Se essa preocupação dos árabes, que passa pelo fortalecimento das produções locais, pode provocar alguma queda de exportações de produtos agropecuários no curto prazo – caso recente da Arábia Saudita, que reduziu o número de frigoríficos brasileiros habilitados a exportar carne de frango a seu mercado -, também pode gerar, em um segundo momento, oportunidades de investimentos.
“Podemos aumentar o processamento de matérias-primas importadas do Brasil no Oriente Médio. Podemos fazer isso com a soja, por exemplo”, disse.
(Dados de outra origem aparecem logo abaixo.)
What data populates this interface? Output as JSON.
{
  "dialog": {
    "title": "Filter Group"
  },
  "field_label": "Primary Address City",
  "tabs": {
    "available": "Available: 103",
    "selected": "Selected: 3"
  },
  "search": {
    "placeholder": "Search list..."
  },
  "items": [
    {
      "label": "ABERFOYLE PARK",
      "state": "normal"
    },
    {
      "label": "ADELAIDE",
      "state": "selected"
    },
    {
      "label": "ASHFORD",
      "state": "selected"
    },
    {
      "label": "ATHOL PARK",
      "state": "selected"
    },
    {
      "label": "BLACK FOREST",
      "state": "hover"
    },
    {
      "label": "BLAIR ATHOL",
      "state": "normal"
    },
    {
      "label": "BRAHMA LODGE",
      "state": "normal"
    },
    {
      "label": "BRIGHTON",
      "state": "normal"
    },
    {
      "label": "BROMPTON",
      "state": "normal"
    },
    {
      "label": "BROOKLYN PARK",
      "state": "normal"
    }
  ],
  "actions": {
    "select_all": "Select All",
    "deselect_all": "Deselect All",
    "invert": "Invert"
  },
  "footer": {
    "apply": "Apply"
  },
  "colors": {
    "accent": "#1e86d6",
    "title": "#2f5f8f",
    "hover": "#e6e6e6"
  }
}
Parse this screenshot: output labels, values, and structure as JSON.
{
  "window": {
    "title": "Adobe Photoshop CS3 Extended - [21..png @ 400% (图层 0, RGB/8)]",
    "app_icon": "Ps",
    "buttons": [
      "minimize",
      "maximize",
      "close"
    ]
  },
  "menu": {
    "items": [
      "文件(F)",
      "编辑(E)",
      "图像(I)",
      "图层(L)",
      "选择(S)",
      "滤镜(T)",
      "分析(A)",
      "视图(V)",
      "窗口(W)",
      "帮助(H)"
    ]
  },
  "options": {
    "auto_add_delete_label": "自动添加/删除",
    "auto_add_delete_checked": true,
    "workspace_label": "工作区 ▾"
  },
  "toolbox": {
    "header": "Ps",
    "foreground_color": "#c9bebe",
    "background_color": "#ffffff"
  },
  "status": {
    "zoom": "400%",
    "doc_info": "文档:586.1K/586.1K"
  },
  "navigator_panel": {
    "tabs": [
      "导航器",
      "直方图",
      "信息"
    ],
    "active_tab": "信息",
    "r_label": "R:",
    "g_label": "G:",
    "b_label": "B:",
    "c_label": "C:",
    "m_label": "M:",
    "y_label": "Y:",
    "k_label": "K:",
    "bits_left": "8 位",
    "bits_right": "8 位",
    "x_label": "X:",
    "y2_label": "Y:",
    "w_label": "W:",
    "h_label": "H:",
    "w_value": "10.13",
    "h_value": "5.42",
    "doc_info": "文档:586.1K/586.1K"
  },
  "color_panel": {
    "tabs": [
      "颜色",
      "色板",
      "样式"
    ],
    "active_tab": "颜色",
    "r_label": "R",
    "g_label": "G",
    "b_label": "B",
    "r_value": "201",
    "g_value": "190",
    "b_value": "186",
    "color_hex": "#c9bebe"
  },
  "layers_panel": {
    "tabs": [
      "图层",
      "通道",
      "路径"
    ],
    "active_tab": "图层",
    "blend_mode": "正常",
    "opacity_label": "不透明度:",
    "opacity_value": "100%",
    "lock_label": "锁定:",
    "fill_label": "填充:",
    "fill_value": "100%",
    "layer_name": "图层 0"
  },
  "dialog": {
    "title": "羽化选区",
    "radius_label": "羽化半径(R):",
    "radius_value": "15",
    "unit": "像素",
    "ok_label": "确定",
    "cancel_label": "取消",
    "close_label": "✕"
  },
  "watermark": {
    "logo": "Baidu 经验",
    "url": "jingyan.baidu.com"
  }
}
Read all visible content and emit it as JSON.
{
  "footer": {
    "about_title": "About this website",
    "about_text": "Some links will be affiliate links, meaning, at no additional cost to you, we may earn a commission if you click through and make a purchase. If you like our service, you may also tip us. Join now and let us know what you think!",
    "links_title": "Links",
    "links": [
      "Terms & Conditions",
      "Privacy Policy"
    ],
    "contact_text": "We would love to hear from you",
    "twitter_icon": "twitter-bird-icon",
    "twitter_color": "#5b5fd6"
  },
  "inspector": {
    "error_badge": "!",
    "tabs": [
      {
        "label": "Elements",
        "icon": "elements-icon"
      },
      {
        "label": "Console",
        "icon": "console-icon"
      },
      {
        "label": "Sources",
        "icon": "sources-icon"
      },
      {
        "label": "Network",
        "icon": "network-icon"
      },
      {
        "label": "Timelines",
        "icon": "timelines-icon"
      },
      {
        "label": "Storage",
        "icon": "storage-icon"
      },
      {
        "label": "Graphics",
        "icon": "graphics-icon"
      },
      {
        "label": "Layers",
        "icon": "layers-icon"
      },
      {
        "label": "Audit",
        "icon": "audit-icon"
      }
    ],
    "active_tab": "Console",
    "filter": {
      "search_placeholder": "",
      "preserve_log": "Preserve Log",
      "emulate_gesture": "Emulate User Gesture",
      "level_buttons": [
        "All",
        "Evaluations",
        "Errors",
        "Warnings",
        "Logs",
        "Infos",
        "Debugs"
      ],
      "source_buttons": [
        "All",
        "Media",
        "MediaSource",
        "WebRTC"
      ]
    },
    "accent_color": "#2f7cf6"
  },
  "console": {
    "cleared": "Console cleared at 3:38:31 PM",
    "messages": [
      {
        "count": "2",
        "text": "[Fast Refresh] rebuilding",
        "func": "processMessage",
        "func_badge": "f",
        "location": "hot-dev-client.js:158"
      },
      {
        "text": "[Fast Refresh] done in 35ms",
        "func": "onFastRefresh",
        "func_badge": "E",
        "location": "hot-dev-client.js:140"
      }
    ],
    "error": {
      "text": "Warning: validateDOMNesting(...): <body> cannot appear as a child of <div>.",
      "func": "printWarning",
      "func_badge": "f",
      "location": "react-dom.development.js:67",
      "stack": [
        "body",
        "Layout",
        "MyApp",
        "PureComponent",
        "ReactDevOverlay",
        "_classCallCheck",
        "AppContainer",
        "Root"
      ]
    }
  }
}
Conforme Hanafi, outro foco de projetos é o setor de logística. “Estamos identificando portos nos quais podemos investir em hubs logísticos para receber produtos brasileiros destinados ao mundo árabe e a outros mercados”, afirmou ele, citando novamente a África.
Os projetos não se restringem à agregação de valor – com a eliminação de intermediários no comércio – ou à logística. Hanafi revelou que está entre os planos árabes inclusive o estabelecimento de uma bolsa de commodities, na qual certamente os produtos brasileiros teriam destaque.
Hanafi fala com conhecimento de causa. Ele já foi ministro do Abastecimento e Comércio Interno do Egito, Pasta responsável por boa parte das importações de alimentos do país, que lidera as compras de produtos brasileiros (ver infográfico) nos países da Liga Árabe.
Nos esforços para sensibilizar Brasília sobre os riscos comerciais de uma eventual mudança da embaixada em Israel, a União das Câmaras Árabes de Comércio conta com a Câmara de Comércio Árabe-Brasileira (CCAB), que está sob seu guarda-chuva e, como já mostrou o Valor, já vem conversando com o Ministério da Agricultura sobre o tema. Com o apoio da CCAB, que tem sede em São Paulo, Khaled Hanafi estará nesta terça-feira em Brasília, onde se reunirá com a ministra Tereza Cristina.